If you think they're lottery tickets - pick a better startup. Seriously. You shouldn't be joining startups unless you think they have a chance of liquidation for you.
If you really do think they're worthless THEN JOIN FAANG.
The average time to exit is something like 8-10 years right now. Are you suggesting you can pick the startups founded over the last year or two that are going to have a big IPO in 2030?
Even if you magically knew which startups could be viable 8 years down the road, there's tons of factors completely outside your control that could tank a startup in an instant; e.g. covid, a world war, regulation, etc.
That "carpool as a service" startup might have had a great business strategy up until a pandemic showed up. And if you're spending 8-10 years waiting for a payoff, you only get ~3 shots to pick correctly.
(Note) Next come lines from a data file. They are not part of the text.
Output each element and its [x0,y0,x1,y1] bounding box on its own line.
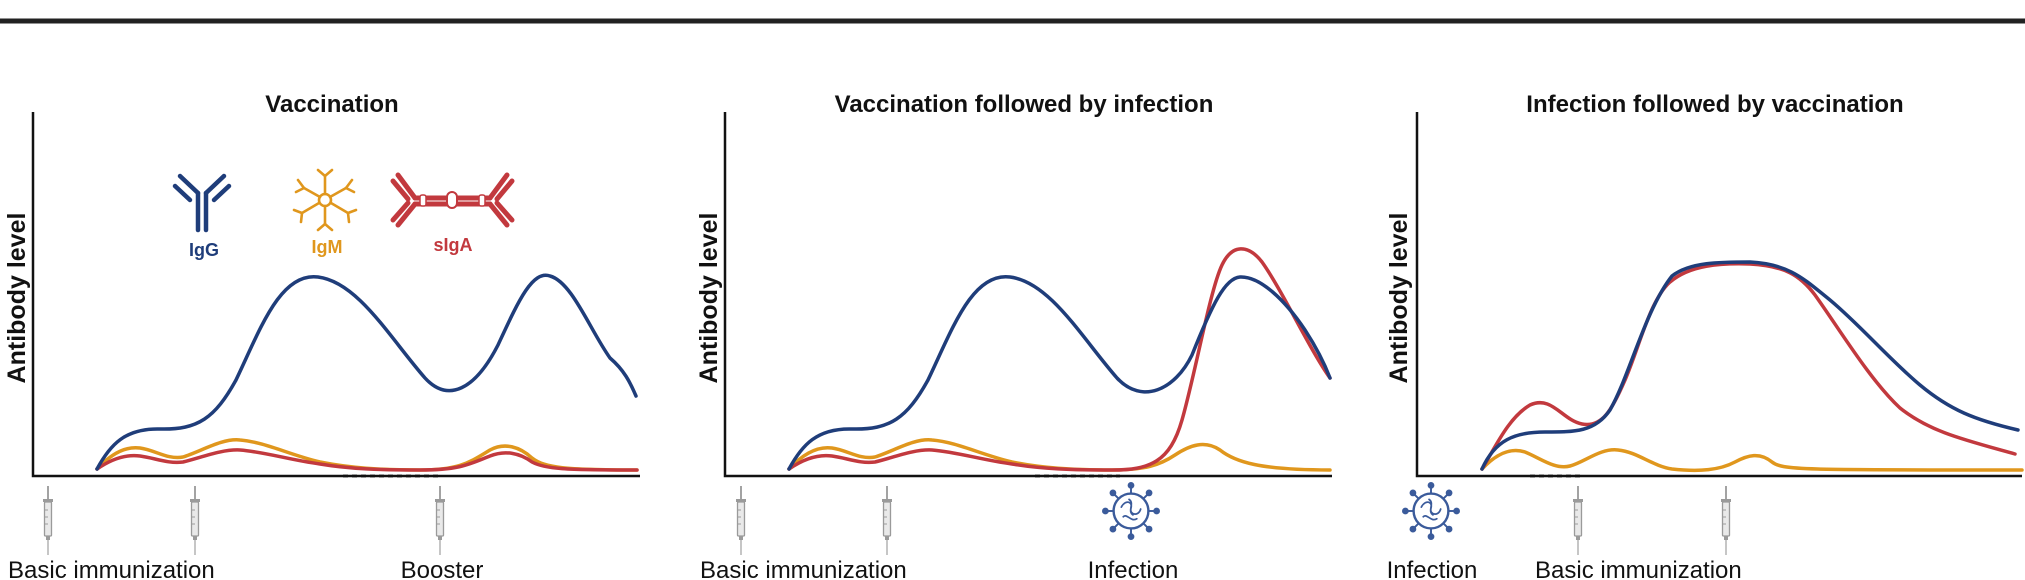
igg-curve [787,275,1332,471]
legend-siga-label: sIgA [433,235,472,255]
syringe-icon [1572,486,1584,556]
siga-curve [787,247,1332,472]
syringe-icon [434,486,446,556]
siga-dimer-icon [390,172,515,228]
panel-infection-followed-by-vaccination: Infection followed by vaccination Antibo… [1385,91,2024,580]
virus-icon [1402,482,1460,540]
syringe-icon [42,486,54,556]
panel-title: Infection followed by vaccination [1526,91,1903,118]
syringe-icon [1720,486,1732,556]
siga-secretory-piece [446,191,458,209]
axes [31,112,640,478]
axes [1415,112,2022,478]
igg-curve [95,273,638,471]
igm-pentamer-icon [292,168,358,232]
y-axis-label: Antibody level [3,213,31,384]
event-label-basic-immunization: Basic immunization [8,557,215,580]
siga-curve [95,448,639,472]
event-label-infection: Infection [1387,557,1478,580]
y-axis-label: Antibody level [1385,213,1413,384]
syringe-icon [735,486,747,556]
panel-title: Vaccination followed by infection [835,91,1214,118]
panel-title: Vaccination [265,91,398,118]
syringe-icon [881,486,893,556]
event-label-infection: Infection [1088,557,1179,580]
panel-vaccination: Vaccination Antibody level IgG IgM [3,91,640,580]
axes [723,112,1332,478]
siga-j-chain [419,194,427,207]
igm-curve [787,438,1332,472]
syringe-icon [189,486,201,556]
siga-j-chain [478,194,486,207]
igm-curve [1480,448,2024,473]
event-label-basic-immunization: Basic immunization [700,557,907,580]
event-label-basic-immunization: Basic immunization [1535,557,1742,580]
igg-curve [1480,260,2020,471]
legend-igg-label: IgG [189,240,219,260]
igg-antibody-icon [172,173,232,233]
y-axis-label: Antibody level [695,213,723,384]
virus-icon [1102,482,1160,540]
igm-curve [95,438,639,472]
panel-vaccination-followed-by-infection: Vaccination followed by infection Antibo… [695,91,1332,580]
event-label-booster: Booster [401,557,484,580]
legend-igm-label: IgM [312,237,343,257]
siga-curve [1480,262,2017,471]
There is no reason to work anywhere for more than 4 years. Vest the options, which have a 7-10 year exercise window because you’d only take a job at a company that had them, then quit and get another job and take another shot.
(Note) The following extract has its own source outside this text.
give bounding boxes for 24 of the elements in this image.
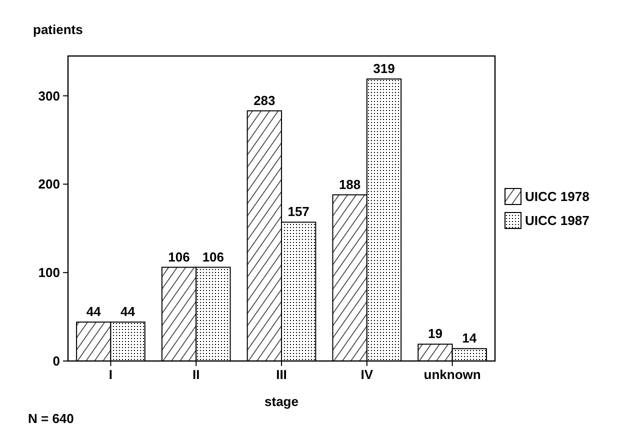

Your lottery ticket remains whether you are working there or not. The only reason not to leave after 4 years is if you are a founder or the company is giving you extremely generous compensation.
I’m one of the few people that does, but for me it’s because I actively played the startup game early in my career to maximize my lottery ticket chances.
The worst thing you can do is spend too long at a loser company when you are early in your career. And it often is hard to tell when you don’t have a lot of experience. That’s why rules like “don’t spend more than 4 years at a company” and “don’t put all your eggs in one basket” are good general roles even if you like the company/job. Because you might like the other job just as much and make 10x the compensation if the lottery ticket hits. I have many friends that hopped from jobs they liked to Airbnb circa 2017-2019 and… they are all very happy they decided to get another lottery ticket.
When you are later in your career it’s much easier to pick jobs and companies you want to work for because you know what you want and you now what questions to ask before you join.
If the company is growing and in the “lottery ticket zone,” there is no chance a refresher grant should be a meaningful change to your potential outcome (for example: 20% more equity over 2 years is not worth the opportunity cost of getting 2 years of equity at another company).
If the company is growing so slowly that you could get a meaningful refresher grant, then you should move to another company that is growing faster.
I wish I had your unimpeachable knowledge and foresight of which small fraction of startups will not only succeed, but succeed so much that your options will actually be worth something meaningful.
I would wish you the best of luck, but sounds like you don't need it.
“Success” means that the VCs get their money back and maybe make a decent profit and even the founders might make some money. It says nothing about you as an employee making money.
I wouldn’t want to spend years of my life on a 1 out of 10 chance.
They are lottery tickets at best. Yes, sure, someone sometimes wins big, but the odds are not in your favor.